Yes I know. My point is that you were saying it is about P2s and P3s, and I said no it is not. And you agreed with me that it is not but then said to deal with it.
Also, I don't have moose breath. I believe you are smelling your own breath after accidentally mating with a moose.
Well, if we are to talk about the law,
1) Orphan drug and fast track designation has nothing to do with data in a trial. The FDA does not have access to this data and it is they who determine fast track and orphan drug designation.
2) Insider trades must be declared well in advance of the trades taking place (months or years), usually with a purchase or sales plan submitted to the SEC.
See CMRX. The only reason their trial failed, wiping out 2B of market cap, is because 36% of doctors did not follow the SMMP (safety monitoring and management plan) procedure, even with a DSMB there to advise the company. Incompetent management failed ensuring a very simple step of preventing the drug from being taken during bouts of diarrhea and destroyed the stock price.
Don't change the subject.
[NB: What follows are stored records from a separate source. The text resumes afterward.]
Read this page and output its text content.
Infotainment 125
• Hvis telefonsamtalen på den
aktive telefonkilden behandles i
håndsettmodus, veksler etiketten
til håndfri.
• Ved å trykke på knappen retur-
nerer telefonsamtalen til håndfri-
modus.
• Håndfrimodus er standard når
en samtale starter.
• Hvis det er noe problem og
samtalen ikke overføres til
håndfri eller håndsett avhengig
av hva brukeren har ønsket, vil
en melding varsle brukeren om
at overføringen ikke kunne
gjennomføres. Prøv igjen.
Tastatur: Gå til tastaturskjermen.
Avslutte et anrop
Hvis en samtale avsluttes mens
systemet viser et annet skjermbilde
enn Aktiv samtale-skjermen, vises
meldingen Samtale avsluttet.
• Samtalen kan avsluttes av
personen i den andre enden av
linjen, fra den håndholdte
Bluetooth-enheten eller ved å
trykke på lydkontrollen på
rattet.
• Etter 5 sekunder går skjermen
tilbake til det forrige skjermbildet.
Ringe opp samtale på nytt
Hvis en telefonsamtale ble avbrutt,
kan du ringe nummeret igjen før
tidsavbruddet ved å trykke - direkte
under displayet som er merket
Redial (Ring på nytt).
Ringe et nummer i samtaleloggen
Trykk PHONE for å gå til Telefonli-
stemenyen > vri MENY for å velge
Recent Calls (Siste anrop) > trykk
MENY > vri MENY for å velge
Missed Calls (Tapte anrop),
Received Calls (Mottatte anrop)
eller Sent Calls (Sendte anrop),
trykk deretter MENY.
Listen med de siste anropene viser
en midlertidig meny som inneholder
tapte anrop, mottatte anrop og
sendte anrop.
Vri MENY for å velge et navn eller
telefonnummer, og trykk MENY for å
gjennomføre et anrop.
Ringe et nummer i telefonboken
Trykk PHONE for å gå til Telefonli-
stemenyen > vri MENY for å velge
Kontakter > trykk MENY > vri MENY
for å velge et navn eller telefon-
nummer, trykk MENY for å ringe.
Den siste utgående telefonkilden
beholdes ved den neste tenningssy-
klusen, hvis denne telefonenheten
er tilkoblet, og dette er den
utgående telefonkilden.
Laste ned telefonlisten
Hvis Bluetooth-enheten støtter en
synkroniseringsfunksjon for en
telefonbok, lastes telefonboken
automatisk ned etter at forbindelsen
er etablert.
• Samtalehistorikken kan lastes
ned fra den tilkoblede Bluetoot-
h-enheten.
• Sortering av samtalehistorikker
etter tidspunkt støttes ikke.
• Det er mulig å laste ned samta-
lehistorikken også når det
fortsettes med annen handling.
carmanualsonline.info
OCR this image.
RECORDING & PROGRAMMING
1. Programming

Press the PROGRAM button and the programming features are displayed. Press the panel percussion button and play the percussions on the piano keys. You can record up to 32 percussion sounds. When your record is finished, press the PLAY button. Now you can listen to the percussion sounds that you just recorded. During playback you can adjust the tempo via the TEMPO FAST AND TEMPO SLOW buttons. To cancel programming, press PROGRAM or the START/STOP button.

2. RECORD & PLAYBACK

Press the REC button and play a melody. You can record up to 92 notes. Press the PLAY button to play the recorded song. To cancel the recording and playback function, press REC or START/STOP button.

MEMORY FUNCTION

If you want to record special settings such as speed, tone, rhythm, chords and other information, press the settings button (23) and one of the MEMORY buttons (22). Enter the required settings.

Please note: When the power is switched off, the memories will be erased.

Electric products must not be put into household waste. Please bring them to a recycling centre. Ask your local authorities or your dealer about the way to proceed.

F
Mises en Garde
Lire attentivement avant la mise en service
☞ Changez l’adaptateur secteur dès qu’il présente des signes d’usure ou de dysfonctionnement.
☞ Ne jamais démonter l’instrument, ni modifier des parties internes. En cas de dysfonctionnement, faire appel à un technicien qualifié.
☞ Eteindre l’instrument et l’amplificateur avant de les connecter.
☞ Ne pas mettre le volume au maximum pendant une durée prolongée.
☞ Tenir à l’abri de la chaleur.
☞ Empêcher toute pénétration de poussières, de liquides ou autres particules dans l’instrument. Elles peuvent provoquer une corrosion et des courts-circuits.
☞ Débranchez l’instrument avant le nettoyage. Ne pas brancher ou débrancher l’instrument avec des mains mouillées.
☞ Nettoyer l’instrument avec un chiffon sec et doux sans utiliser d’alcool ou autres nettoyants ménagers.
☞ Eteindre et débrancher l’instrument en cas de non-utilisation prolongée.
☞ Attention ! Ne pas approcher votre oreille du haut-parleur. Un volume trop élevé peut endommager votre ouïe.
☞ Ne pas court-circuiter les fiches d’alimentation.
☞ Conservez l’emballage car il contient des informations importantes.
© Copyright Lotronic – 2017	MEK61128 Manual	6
You said it was about P2s and P3s and now it is about predicting when the corrupt FDA will act on its corruption.
I don't agree.
"However, the FDA did not provide clarity on a regulatory pathway for an LDL-C lowering indication in the U.S. in statin intolerant patients at this time."
In a different market environment, this would be viewed as a non-event. The take-down of Visium Asset Management proves that at least some in the FDA are 100% corrupt. The market is very corrupt as well. So, there you have it.
The text of the PR indicates that there might be a very small chance for something here so I agree it is short covering that is causing the price to even stay at these levels.
No. They can't communicate the abuse-resistant properties without a label. Anyway, we don't know the details.
Interesting point. Did they have enough money to reach the finish line when they did the 25 cent offering?